La lettera completa del vescovo presidente Sean Rowe:
Caro popolo di Dio nella Chiesa Episcopale:
vi scrivo da Ginevra, dove sto incontrando partner globali presso il Consiglio ecumenico delle Chiese e l’Agenzia delle Nazioni Unite per i Rifugiati. Mentre abbiamo discusso di come le nostre istituzioni potrebbero agire fedelmente e coraggiosamente in questi tempi turbolenti, ho riflettuto su come noi episcopali possiamo rispondere a ciò che si sta svolgendo intorno a noi come seguaci del Cristo Risorto la cui prima fedeltà è al regno di Dio, non a nessuna nazione o partito politico.
Gli eventi degli ultimi giorni conferiscono urgenza a questa sfida spirituale. All’inizio di questa settimana, è entrato in vigore l’ordine esecutivo del presidente Trump che vieta o limita i viaggi negli Stati Uniti da 19 paesi. Questo ordine ha un impatto sui paesi che ospitano le diocesi della Chiesa episcopale e molti dei nostri partner della Comunione anglicana, e ho scritto ai vescovi e ai primati di quei paesi per esprimere la nostra preoccupazione.

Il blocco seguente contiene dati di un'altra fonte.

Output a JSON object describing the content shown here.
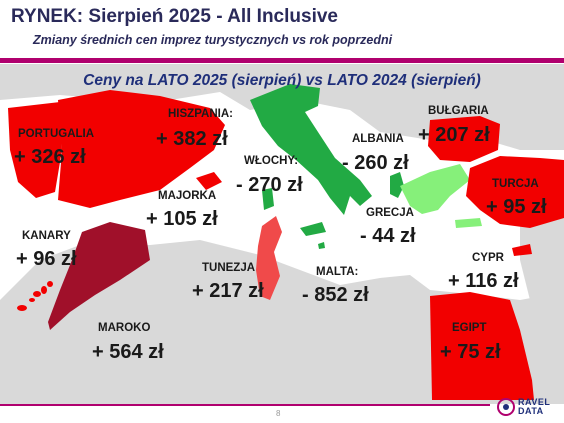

Il dispiegamento ingiustificato della Guardia Nazionale e addirittura del corpo dei Marines per le strade di Los Angeles segnala una svolta pericolosa. Come hanno scritto i vescovi della California, questi schieramenti militari rischiano di aumentare inutilmente gli scontri e di stabilire un pericoloso precedente. Azioni che non fanno altro che aumentare le tensioni piuttosto che risolverle. Poiché i cristiani si sono impegnati a lottare per la giustizia e la pace tra tutte le persone, sappiamo che c’è un modo migliore per agire.
Ciò a cui stiamo assistendo è il tipo di distorsione che sorge quando istituzioni come i militari e il Dipartimento di Stato si rivoltano sulle persone che dovevano proteggere. Questi pilastri del governo federale, progettati per salvaguardare la società civile e promuovere la pace e la stabilità, vengono ora armati per un vantaggio politico.
Stiamo anche assistendo a proposte di bilancio federale che sposterebbero le risorse dai poveri ai ricchi; il giusto processo viene negato agli immigrati; e non vengono finanziati programmi essenziali di sanità pubblica, servizio sociale e aiuti esteri che hanno a lungo adempiuto al mandato del Vangelo di prendersi cura dei vulnerabili, dei bambini e di coloro che sono affamati e malati.
Con tutto questo in mente, stiamo trovando modi per rispondere come cristiani a ciò che vediamo accadere intorno a noi. Stiamo esplorando opzioni per sostenere il contenzioso che sfida il divieto di viaggio sulla base della libertà religiosa; sostenendo la spesa federale che salvaguarda il benessere dei più vulnerabili; prendendoci cura di immigrati e rifugiati nelle nostre congregazioni e comunità; e mantenendo la solidarietà con altri gruppi religiosi. In breve, stiamo praticando una resistenza istituzionale radicata non nella fedeltà a una parte, ma nella convinzione cristiana.
Al suo meglio, la nostra chiesa è capace di chiarezza morale e di un risoluto impegno per la giustizia. Chiese come la nostra, protette dal Primo Emendamento possono essere alcune delle ultime istituzioni in grado di resistere all’ingiustizia ora promulgata. Questo non è un ruolo che abbiamo cercato, ma è uno a cui siamo chiamati.
A Ginevra, mi è stato ricordato che facciamo parte di una comunione globale di speranza nel Cristo Risorto. Non siamo soli mentre viviamo secondo le nostre promesse battesimali: perseverare nel resistere al male, lottare per la giustizia e la pace tra tutte le persone e rispettare la dignità di ogni essere umano. In questi tempi difficili, possiamo trovare coraggio e resilienza nella nostra identità come membri del Corpo di Cristo».